Prior to Disney’s involvement, Studio Ghibli’s output was given an English audio by various other film companies, most infamously the studio’s unofficial debut Nausicaä of the Valley of Wind. Severe editing lost much of the original’s charms and even narrative sense in some cases, whilst the American voiceovers’ were grating, cut-rate examples. But of course to blame the lack of international success solely on poor dubs is not only unfair but partly untrue. Studio Ghibli, nearly from its inception, was always a respected and unique company of film-makers. Subtitles, whilst less marketable to the masses, did not take away from Ghibli’s cross-culture appeal to it devoted fans around the world.
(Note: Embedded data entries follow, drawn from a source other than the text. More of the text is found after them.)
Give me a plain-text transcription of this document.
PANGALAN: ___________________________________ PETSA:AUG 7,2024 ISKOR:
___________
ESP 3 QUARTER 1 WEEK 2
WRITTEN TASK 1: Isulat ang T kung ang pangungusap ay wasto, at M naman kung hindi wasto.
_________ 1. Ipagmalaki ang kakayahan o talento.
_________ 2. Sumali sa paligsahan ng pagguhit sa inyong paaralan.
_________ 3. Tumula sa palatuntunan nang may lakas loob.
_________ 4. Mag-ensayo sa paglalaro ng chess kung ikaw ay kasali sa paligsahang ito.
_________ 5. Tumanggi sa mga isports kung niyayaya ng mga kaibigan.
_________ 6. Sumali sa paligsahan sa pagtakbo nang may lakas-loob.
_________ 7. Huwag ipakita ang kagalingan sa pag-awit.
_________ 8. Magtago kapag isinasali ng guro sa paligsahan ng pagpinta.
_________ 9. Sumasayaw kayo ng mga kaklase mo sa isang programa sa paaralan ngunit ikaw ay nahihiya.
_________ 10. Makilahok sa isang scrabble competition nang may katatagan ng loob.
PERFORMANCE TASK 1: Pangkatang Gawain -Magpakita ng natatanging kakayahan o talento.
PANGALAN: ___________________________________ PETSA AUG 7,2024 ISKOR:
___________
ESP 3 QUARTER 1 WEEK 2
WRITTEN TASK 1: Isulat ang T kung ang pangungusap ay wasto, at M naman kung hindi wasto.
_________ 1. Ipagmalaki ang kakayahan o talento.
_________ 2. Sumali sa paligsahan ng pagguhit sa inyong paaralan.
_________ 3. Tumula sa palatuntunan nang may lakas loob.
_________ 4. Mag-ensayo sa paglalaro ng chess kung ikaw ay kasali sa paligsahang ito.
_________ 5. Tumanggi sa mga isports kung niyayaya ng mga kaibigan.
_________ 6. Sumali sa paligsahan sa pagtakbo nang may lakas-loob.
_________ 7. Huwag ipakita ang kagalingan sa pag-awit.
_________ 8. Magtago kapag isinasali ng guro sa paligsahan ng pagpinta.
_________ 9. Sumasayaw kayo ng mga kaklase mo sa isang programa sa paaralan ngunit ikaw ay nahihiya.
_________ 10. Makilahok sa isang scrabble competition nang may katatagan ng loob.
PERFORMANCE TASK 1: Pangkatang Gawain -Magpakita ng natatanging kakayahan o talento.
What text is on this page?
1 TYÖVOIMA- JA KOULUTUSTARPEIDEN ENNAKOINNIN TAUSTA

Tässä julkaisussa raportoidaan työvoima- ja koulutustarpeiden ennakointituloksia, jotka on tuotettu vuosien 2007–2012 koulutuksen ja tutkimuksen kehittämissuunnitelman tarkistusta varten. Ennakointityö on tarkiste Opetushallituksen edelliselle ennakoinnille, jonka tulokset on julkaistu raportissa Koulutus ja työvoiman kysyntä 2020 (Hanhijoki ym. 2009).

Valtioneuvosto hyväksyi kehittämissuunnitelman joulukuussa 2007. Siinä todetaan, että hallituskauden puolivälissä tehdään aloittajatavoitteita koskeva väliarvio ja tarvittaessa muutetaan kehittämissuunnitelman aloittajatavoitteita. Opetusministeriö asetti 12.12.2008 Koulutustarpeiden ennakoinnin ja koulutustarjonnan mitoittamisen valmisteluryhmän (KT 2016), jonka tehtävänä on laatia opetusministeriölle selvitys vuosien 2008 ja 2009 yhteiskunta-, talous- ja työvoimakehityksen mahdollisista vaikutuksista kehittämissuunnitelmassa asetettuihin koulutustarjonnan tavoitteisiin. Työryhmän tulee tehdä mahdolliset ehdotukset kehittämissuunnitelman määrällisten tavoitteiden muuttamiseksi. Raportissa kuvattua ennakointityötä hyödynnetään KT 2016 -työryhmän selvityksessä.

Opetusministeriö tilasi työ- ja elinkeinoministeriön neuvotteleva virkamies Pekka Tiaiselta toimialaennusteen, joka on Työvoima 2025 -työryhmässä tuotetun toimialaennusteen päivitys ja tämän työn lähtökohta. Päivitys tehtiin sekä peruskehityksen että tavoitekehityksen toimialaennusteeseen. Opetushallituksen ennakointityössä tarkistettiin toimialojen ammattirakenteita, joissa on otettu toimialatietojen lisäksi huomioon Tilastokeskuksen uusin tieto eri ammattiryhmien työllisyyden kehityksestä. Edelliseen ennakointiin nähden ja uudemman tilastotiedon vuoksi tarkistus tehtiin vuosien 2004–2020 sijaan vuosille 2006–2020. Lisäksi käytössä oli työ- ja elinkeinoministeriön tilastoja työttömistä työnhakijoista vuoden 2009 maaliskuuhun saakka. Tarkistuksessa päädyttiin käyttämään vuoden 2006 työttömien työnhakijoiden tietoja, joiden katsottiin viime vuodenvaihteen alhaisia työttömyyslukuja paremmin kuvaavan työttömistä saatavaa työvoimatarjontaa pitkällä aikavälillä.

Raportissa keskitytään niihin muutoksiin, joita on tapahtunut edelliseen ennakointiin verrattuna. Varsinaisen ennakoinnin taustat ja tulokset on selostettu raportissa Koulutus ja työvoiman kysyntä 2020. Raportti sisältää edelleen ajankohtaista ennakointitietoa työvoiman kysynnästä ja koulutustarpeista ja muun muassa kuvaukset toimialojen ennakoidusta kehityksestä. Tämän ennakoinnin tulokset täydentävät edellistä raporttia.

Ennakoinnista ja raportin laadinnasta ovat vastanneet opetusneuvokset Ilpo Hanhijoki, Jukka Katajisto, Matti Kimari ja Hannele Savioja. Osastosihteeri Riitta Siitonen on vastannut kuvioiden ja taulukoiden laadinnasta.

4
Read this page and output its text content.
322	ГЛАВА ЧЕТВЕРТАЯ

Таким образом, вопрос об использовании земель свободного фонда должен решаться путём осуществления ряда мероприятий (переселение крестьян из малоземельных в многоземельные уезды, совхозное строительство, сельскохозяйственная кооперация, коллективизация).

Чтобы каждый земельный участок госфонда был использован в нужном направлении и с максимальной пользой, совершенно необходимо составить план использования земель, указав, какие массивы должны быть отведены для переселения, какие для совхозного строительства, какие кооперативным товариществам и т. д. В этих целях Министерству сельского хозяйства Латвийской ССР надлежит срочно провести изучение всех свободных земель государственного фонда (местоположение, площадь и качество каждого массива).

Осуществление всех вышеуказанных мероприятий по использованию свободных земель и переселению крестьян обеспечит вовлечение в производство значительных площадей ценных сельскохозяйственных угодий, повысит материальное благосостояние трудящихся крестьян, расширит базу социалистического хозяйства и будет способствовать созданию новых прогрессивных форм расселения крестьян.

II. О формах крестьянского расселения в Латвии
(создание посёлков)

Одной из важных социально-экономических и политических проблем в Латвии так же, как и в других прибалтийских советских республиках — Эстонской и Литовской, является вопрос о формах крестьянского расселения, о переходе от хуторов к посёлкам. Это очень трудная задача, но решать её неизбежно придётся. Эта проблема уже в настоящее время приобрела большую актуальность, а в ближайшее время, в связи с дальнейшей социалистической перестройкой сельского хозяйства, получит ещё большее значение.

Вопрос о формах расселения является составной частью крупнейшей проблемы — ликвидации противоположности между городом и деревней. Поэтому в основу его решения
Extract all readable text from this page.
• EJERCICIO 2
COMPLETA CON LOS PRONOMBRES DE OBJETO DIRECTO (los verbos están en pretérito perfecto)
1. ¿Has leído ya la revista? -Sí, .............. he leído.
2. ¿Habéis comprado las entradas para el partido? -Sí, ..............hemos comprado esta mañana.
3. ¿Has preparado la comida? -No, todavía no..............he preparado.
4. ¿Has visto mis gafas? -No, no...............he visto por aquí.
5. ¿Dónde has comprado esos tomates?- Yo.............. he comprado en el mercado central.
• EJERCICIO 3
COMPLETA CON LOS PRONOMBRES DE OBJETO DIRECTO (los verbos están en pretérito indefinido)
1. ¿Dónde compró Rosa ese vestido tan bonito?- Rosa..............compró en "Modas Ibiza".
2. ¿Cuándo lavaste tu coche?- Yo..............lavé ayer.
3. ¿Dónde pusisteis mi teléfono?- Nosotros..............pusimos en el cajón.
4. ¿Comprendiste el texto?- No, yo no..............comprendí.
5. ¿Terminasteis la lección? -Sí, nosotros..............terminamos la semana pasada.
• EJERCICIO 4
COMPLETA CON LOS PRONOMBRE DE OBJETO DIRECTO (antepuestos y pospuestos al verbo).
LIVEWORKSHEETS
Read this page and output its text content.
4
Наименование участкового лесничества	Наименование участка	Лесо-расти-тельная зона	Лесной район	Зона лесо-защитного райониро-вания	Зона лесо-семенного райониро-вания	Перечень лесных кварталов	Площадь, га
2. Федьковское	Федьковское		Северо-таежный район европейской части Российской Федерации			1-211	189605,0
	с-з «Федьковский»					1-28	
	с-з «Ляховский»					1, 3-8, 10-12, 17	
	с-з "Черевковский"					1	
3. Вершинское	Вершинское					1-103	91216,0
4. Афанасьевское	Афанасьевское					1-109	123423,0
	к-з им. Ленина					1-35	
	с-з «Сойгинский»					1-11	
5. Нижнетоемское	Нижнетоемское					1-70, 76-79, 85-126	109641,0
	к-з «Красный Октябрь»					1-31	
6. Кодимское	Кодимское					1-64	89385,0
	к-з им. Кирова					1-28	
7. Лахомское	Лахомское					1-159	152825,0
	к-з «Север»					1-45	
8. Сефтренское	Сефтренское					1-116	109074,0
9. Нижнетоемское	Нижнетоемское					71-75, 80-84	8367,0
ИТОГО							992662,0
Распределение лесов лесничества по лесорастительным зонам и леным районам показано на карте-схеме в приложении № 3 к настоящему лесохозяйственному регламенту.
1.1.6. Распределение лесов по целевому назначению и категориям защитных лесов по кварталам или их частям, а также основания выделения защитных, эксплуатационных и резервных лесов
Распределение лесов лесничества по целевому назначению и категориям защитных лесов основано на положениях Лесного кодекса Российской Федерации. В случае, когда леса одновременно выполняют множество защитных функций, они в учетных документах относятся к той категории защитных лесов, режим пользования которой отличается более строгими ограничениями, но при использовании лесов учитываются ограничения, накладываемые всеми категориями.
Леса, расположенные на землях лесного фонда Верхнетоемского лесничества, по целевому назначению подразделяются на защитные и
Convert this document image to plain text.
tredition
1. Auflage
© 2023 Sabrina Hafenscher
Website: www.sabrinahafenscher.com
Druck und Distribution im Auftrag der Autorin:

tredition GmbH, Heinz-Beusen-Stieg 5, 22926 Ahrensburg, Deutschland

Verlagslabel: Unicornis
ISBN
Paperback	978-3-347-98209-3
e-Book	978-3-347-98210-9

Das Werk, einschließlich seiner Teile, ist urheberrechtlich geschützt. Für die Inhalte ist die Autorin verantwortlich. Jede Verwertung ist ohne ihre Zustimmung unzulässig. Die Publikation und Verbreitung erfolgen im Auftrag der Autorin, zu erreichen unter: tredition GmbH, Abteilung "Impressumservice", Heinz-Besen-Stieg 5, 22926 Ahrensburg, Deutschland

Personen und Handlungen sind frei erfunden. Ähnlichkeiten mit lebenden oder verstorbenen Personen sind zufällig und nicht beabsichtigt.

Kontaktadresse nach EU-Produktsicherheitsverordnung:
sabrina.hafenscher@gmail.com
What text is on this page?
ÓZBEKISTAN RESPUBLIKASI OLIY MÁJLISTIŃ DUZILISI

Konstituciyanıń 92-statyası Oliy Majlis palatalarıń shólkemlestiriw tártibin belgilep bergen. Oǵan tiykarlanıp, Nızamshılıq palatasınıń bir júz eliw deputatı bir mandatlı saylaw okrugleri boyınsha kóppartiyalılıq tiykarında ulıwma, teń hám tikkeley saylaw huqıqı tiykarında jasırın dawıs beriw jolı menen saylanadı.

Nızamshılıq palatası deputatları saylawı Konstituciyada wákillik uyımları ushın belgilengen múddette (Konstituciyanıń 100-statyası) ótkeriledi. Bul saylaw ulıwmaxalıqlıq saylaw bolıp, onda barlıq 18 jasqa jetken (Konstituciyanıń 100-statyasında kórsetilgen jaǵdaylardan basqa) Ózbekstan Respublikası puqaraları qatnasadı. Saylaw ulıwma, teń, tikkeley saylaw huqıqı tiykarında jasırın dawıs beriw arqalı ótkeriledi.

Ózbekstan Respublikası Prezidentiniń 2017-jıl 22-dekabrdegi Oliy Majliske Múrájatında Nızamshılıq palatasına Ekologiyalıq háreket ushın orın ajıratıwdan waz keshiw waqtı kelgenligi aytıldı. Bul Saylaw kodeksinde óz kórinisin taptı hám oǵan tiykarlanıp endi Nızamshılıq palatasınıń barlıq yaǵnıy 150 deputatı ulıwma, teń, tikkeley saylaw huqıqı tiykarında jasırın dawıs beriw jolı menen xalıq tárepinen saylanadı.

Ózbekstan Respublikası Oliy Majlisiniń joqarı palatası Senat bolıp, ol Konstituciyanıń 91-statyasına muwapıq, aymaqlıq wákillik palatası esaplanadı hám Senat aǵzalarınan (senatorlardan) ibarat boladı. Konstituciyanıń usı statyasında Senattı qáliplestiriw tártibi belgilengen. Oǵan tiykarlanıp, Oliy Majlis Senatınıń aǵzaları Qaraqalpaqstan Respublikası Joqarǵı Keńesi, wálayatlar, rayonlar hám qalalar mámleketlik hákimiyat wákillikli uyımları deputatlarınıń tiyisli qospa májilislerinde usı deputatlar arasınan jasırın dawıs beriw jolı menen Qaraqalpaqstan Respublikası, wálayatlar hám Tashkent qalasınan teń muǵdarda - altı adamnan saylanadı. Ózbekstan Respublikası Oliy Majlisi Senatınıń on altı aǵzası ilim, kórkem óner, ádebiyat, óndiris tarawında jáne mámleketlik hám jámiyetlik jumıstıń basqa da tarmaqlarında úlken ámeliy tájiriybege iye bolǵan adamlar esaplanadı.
Formed in 1985 as the brainchild of anime film-makers Hayao Miyazaki and Isao Takahata, Studio Ghibli’s films were always a mesh of Asian and European mythology; inspiration has frequently been drawn from English authors such as Diana Wynne Jones, Roald Dahl, Ursula K Le Guin and Lewis Carroll. When their films didn’t focus on fantastical tales of magic in distinctly European-like settings, they centred on coming-of age stories in authentically Japanese locations and cultures. Easily the best example of this blend of time and place is Studio Ghibli’s most successful film to date, Miyazaki’s Spirited Away. Set in contemporary Japan, the film plays like an Asian inspired ‘Alice in Wonderland’ as the central character of Chihiro is transported to the spirit world, a place of fantasy that draws from Japanese mythology as much as it does contemporary Western attitudes. The film was a global sensation, becoming the first and only anime movie to win an Oscar. It can be said that with the wide-spread success of Spirited Away came a new appreciation of the studio’s output; always blockbuster production company in its native Japan, Studio Ghibli had now pushed past its limited fringe appeal in international markets to become a recognisable and respected producer of animation. With a deft blend of global cultures, whilst still retaining an indistinguishably Japanese aura, Studio Ghibli has managed to become a unique and exciting force in the international film industry that continues to innovate and defy the expectations and the percieved limitations of national cinema and animation.